"My poor Ursula!" replied Maurice, "we must submit to what is inevitable. Hitherto you have concealed from them the loss of their little fortune; tell it to them now, as it can not be helped. Try to regulate their expenditure of the little which remains; for, alas! we shall have nothing to give them."
"Go away, and leave them here! Impossible! I tell you, I must work for them!"
"Ursula, my Ursula!" said Maurice, pressing both her hands in his, "do not allow yourself, I conjure you, to be carried away by the first impulse of your generous heart. Reflect for a moment: we do not refuse to give, but we have it not. Even living alone, we shall have to endure many privations."
"I can not leave them," said Ursula, looking mournfully at the two old people slumbering in their arm-chairs.
"Do you not love me, Ursula?" The poor girl only replied by a torrent of tears.
Maurice remained long with her, pouring forth protestations of love, and repeating explanations of their actual position. She listened without replying; and at length he took his leave. Left alone, Ursula leaned her head on her hand, and remained without moving for many hours. Alas! the tardy gloom of happiness which brightened her life for a moment was passing away: the blessed dream was fled never to return! Silence, oblivion, darkness, regained possession of that heart whence love had chased them. During the long midnight hours who can tell what passed in the poor girl's mind? God knew: she never spoke of it.
When day dawned, she shuddered, closed the window, which had remained open during the night, and, trembling from the chill which seized both mind and body, she took paper and pen, and wrote—"Farewell, Maurice! I remain with my father and my mother: they have need of me. To abandon them in their old age would be to cause their death: they have only me in the world. My sister, on her death-bed, confided them to me, saying, 'We shall meet again, Ursula!' If I neglected my duties, I should never see her more. I have loved you well—I shall love you always. You have been very kind, but I know now that we are too poor to marry. Farewell! How hard to write that word! Farewell, dear friend—I knew that happiness was not for me, Ursula."
I went to the old gray house, and so did Maurice; but all our representations were useless—she would not leave her parents. "I must work for them!" she said. In vain I spoke to her of Maurice's love, and, with a sort of cruelty, reminded her of her waning youth, and the improbability of her meeting another husband.

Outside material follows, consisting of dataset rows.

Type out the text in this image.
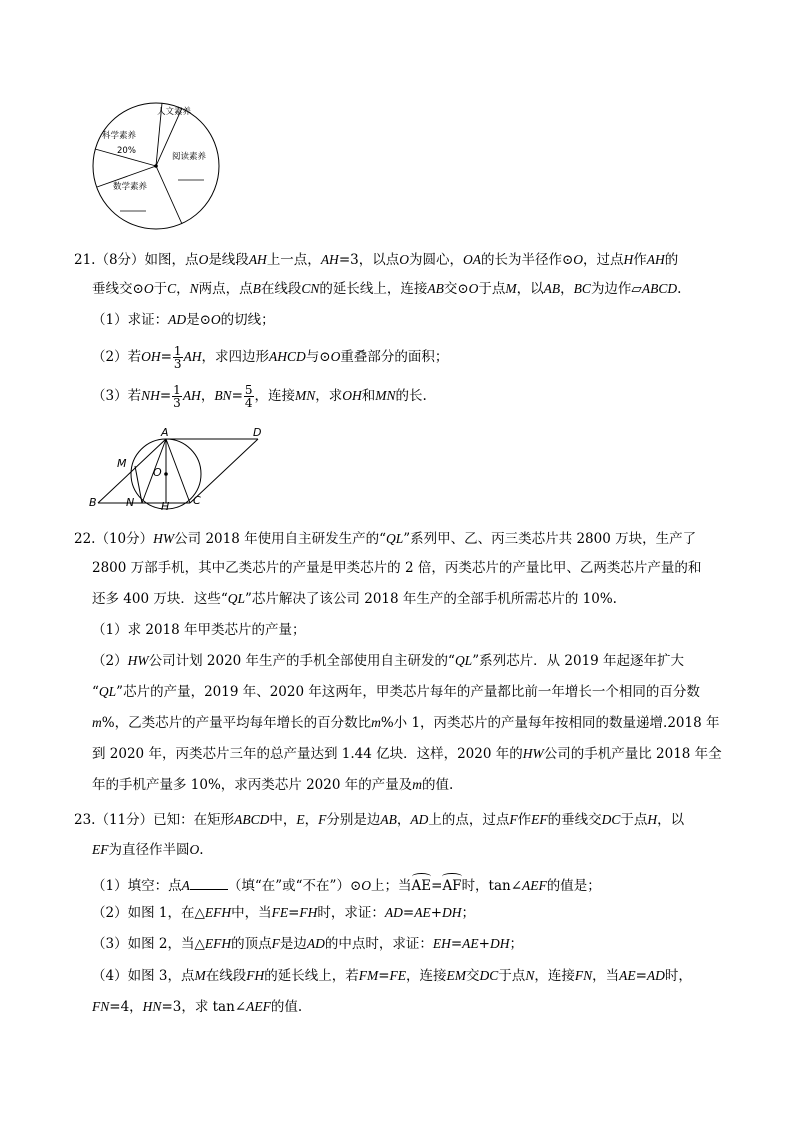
人文素养
科学素养
20%
阅读素养
数学素养
21.（8分）如图，点O是线段AH上一点，AH=3，以点O为圆心，OA的长为半径作⊙O，过点H作AH的
垂线交⊙O于C，N两点，点B在线段CN的延长线上，连接AB交⊙O于点M，以AB，BC为边作▱ABCD.
（1）求证：AD是⊙O的切线；
（2）若$OH= \frac{1}{3}$ AH，求四边形AHCD与⊙O重叠部分的面积；
（3）若$NH= \frac{1}{3}$ AH，$BN= \frac{5}{4}$ ，连接MN，求OH和MN的长.
A	D
M
O
B	N H C
22.（10分）HW公司 2018 年使用自主研发生产的“QL”系列甲、乙、丙三类芯片共 2800 万块，生产了
2800 万部手机，其中乙类芯片的产量是甲类芯片的 2 倍，丙类芯片的产量比甲、乙两类芯片产量的和
还多 400 万块．这些“QL”芯片解决了该公司 2018 年生产的全部手机所需芯片的 10%.
（1）求 2018 年甲类芯片的产量；
（2）HW公司计划 2020 年生产的手机全部使用自主研发的“QL”系列芯片．从 2019 年起逐年扩大
“QL”芯片的产量，2019 年、2020 年这两年，甲类芯片每年的产量都比前一年增长一个相同的百分数
m%，乙类芯片的产量平均每年增长的百分数比m%小 1，丙类芯片的产量每年按相同的数量递增.2018 年
到 2020 年，丙类芯片三年的总产量达到 1.44 亿块．这样，2020 年的HW公司的手机产量比 2018 年全
年的手机产量多 10%，求丙类芯片 2020 年的产量及m的值.
23.（11分）已知：在矩形ABCD中，E，F分别是边AB，AD上的点，过点F作EF的垂线交DC于点H，以
EF为直径作半圆O.
（1）填空：点A	（填“在”或“不在”）⊙O上；当
AE=
AF时，tan∠AEF的值是；
（2）如图 1，在△EFH中，当FE=FH时，求证：AD=AE+DH；
（3）如图 2，当△EFH的顶点F是边AD的中点时，求证：EH=AE+DH；
（4）如图 3，点M在线段FH的延长线上，若FM=FE，连接EM交DC于点N，连接FN，当AE=AD时，
FN=4，HN=3，求 tan∠AEF的值.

She listened, while her tears dropped on the delicate work at which she labored without intermission, and then in a low voice she murmured, "They would die: I must work for them!" She begged us not to tell her mother what had passed. Those for whom she had sacrificed herself remained ignorant of her devotion. Some slight reason was assigned for the breaking off of the marriage, and Ursula resumed her place and her employment near the window, pale, dejected, and bowed down as before.

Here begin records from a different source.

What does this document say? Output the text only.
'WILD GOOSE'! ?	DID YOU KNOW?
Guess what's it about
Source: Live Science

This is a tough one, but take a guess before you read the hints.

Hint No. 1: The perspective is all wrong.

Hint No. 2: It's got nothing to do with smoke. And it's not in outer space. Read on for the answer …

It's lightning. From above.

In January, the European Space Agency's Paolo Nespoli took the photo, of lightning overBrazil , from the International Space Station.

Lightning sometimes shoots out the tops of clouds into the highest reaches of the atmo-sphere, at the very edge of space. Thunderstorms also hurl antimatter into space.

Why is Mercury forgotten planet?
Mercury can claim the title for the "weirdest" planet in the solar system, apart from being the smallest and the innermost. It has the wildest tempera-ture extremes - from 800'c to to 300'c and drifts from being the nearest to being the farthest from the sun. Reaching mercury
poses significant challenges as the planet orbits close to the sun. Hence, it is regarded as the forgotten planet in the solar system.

Maurice d'Erval possessed one of those prudent, deliberating minds which never allow themselves to be carried away by feeling or by impulse. His love had a limit: he prayed and intreated for a time, but at length he grew weary, and desisted.

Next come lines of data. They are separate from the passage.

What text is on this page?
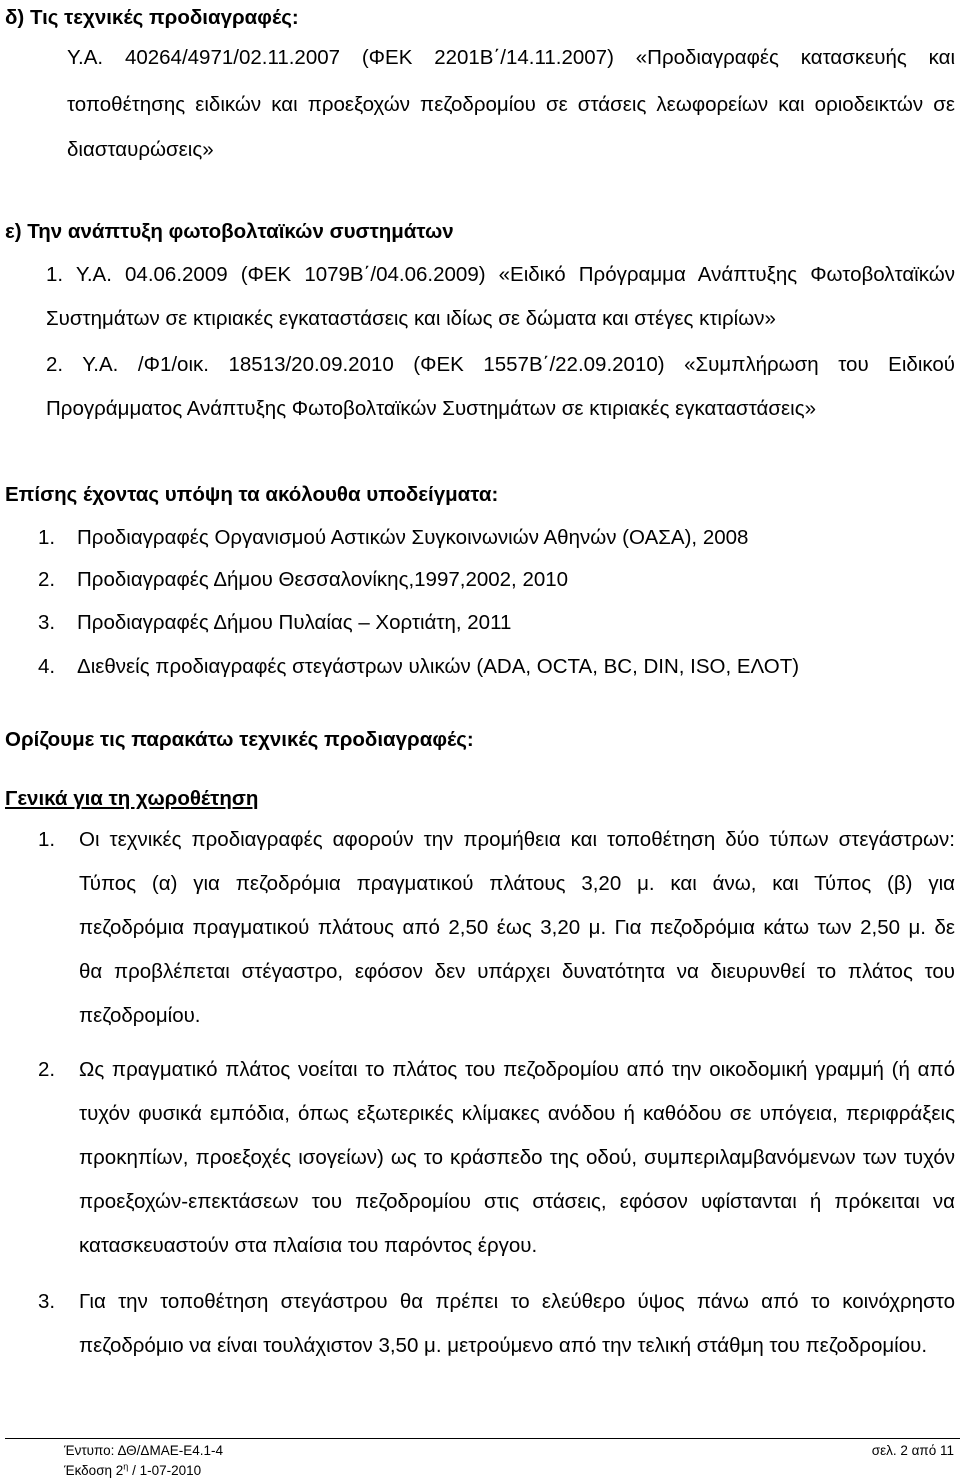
δ) Τις τεχνικές προδιαγραφές:
Υ.Α. 40264/4971/02.11.2007 (ΦΕΚ 2201Β΄/14.11.2007) «Προδιαγραφές κατασκευής και
τοποθέτησης ειδικών και προεξοχών πεζοδρομίου σε στάσεις λεωφορείων και οριοδεικτών σε
διασταυρώσεις»
ε) Την ανάπτυξη φωτοβολταϊκών συστημάτων
1. Υ.Α. 04.06.2009 (ΦΕΚ 1079Β΄/04.06.2009) «Ειδικό Πρόγραμμα Ανάπτυξης Φωτοβολταϊκών
Συστημάτων σε κτιριακές εγκαταστάσεις και ιδίως σε δώματα και στέγες κτιρίων»
2. Υ.Α. /Φ1/οικ. 18513/20.09.2010 (ΦΕΚ 1557Β΄/22.09.2010) «Συμπλήρωση του Ειδικού
Προγράμματος Ανάπτυξης Φωτοβολταϊκών Συστημάτων σε κτιριακές εγκαταστάσεις»
Επίσης έχοντας υπόψη τα ακόλουθα υποδείγματα:
1. Προδιαγραφές Οργανισμού Αστικών Συγκοινωνιών Αθηνών (ΟΑΣΑ), 2008
2. Προδιαγραφές Δήμου Θεσσαλονίκης,1997,2002, 2010
3. Προδιαγραφές Δήμου Πυλαίας – Χορτιάτη, 2011
4. Διεθνείς προδιαγραφές στεγάστρων υλικών (ADA, OCTA, BC, DIN, ISO, ΕΛΟΤ)
Ορίζουμε τις παρακάτω τεχνικές προδιαγραφές:
Γενικά για τη χωροθέτηση
1. Οι τεχνικές προδιαγραφές αφορούν την προμήθεια και τοποθέτηση δύο τύπων στεγάστρων:
Τύπος (α) για πεζοδρόμια πραγματικού πλάτους 3,20 μ. και άνω, και Τύπος (β) για
πεζοδρόμια πραγματικού πλάτους από 2,50 έως 3,20 μ. Για πεζοδρόμια κάτω των 2,50 μ. δε
θα προβλέπεται στέγαστρο, εφόσον δεν υπάρχει δυνατότητα να διευρυνθεί το πλάτος του
πεζοδρομίου.
2. Ως πραγματικό πλάτος νοείται το πλάτος του πεζοδρομίου από την οικοδομική γραμμή (ή από
τυχόν φυσικά εμπόδια, όπως εξωτερικές κλίμακες ανόδου ή καθόδου σε υπόγεια, περιφράξεις
προκηπίων, προεξοχές ισογείων) ως το κράσπεδο της οδού, συμπεριλαμβανόμενων των τυχόν
προεξοχών-επεκτάσεων του πεζοδρομίου στις στάσεις, εφόσον υφίστανται ή πρόκειται να
κατασκευαστούν στα πλαίσια του παρόντος έργου.
3. Για την τοποθέτηση στεγάστρου θα πρέπει το ελεύθερο ύψος πάνω από το κοινόχρηστο
πεζοδρόμιο να είναι τουλάχιστον 3,50 μ. μετρούμενο από την τελική στάθμη του πεζοδρομίου.
Έντυπο: ΔΘ/ΔΜΑΕ-Ε4.1-4
Έκδοση $2^\eta / 1-07-2010$
σελ. 2 από 11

It happened one day, while Ursula was seated in her window, that she heard a distant sound of military music, and the measured trampling of many feet. It was the regiment departing. Tremblingly she listened to the air, which sounded as a knell in her ears; and when the last faint notes died away in the distance, she let her work fall on her lap, and covered her face with her hands. A few tears trickled between her fingers, but she speedily wiped them away, and resumed her work: she resumed it for the rest of her life. On the evening of this day of separation—this day when the sacrifice was consummated—Ursula, after having bestowed her usual care on her parents, seated herself at the foot of her mother's bed, and, bending toward her with a look, whose tearful tenderness the blind old woman could not know, the poor deserted one took her hand, and murmured softly, "Mother! you love me; do you not? Is not my presence a comfort to you? Would you not grieve to part with me, my mother?"